Don Antonio, antifascismo e passione civica
Nel libro «Un prete da fucilare» la storia di Fasani da Lughezzano
Di quei fatti ci sono ancora i testimoni, come Leone Fasani, che all’epoca aveva solo 8 anni, o come qualcuno che tra il pubblico si è alzato con gli occhi rossi per dire: anch’io c’ero, o altri che nella repressione fascista alla Resistenza hanno visto sparire famigliari, come Bruna Morandini. La storia rievocata ieri sera in Biblioteca Capitolare è quella di don Antonio Fasani, arrestato mentre diceva messa nella chiesa di Lughezzano, di cui era parroco, una domenica, il 22 ottobre del 1944, e torturato, perché accusato dai fascisti di essere «positivamente implicato nelle attività dei ribelli della zona». E portandolo nella piazza di Lughezzano, i suoi aguzzini passarono davanti alla madre dicendole di salutare il figlio che andava a morire.

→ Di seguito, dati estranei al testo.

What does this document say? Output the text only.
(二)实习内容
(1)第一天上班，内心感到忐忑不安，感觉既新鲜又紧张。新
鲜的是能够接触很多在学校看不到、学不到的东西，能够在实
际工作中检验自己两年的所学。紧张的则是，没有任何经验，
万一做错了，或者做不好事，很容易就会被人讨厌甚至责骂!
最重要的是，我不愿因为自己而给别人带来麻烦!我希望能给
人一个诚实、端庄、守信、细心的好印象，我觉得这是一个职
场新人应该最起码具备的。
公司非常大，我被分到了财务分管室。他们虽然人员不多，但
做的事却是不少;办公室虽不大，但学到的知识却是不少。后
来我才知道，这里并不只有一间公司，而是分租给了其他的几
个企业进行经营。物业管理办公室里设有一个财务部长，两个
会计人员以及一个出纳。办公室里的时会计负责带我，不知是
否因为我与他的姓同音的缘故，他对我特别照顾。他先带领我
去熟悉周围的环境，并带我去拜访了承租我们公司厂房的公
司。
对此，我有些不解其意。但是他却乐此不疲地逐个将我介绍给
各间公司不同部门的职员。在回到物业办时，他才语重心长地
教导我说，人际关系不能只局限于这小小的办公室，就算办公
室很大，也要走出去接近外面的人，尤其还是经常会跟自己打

Lei rispose dicendo soltanto: «La Madonna ha dato suo figlio morente, io do il mio». La paventata fucilazione per fortuna alla fine non ci fu. La sua storia, raccontata in appunti autografi, è stata pubblicata da Cierre a cura di Maurizio Zangarini, con la prefazione del nipote don Bruno Fasani, prefetto della Capitolare, con il titolo «Un prete da fucilare. Memorie di un parroco antifascista». Un prete che, il 10 giugno del 1940, si era rifiutato di suonare le campane per far accorrere i cittadini ad ascoltare le parole di Mussolini che annunciava la guerra contro l’Etiopia. «Le sue scelte – ha spiegato don Bruno Fasani – sono state pervase non da una passione ideologica o politica, ma da una passione civica e cristiana». Parole confermate da Olinto Domenichini che sulle memorie di Antonio Fasani ha compiuto una ricerca documentaria che dimostra l’esattezza dei suoi racconti, cosa che non sempre accade, come ha spiegato lo storico ricostruendo lo scenario di terrore e di conformismo ideologico che il parroco di Lughezzano si è trovato ad affrontare con le sue difficili scelte.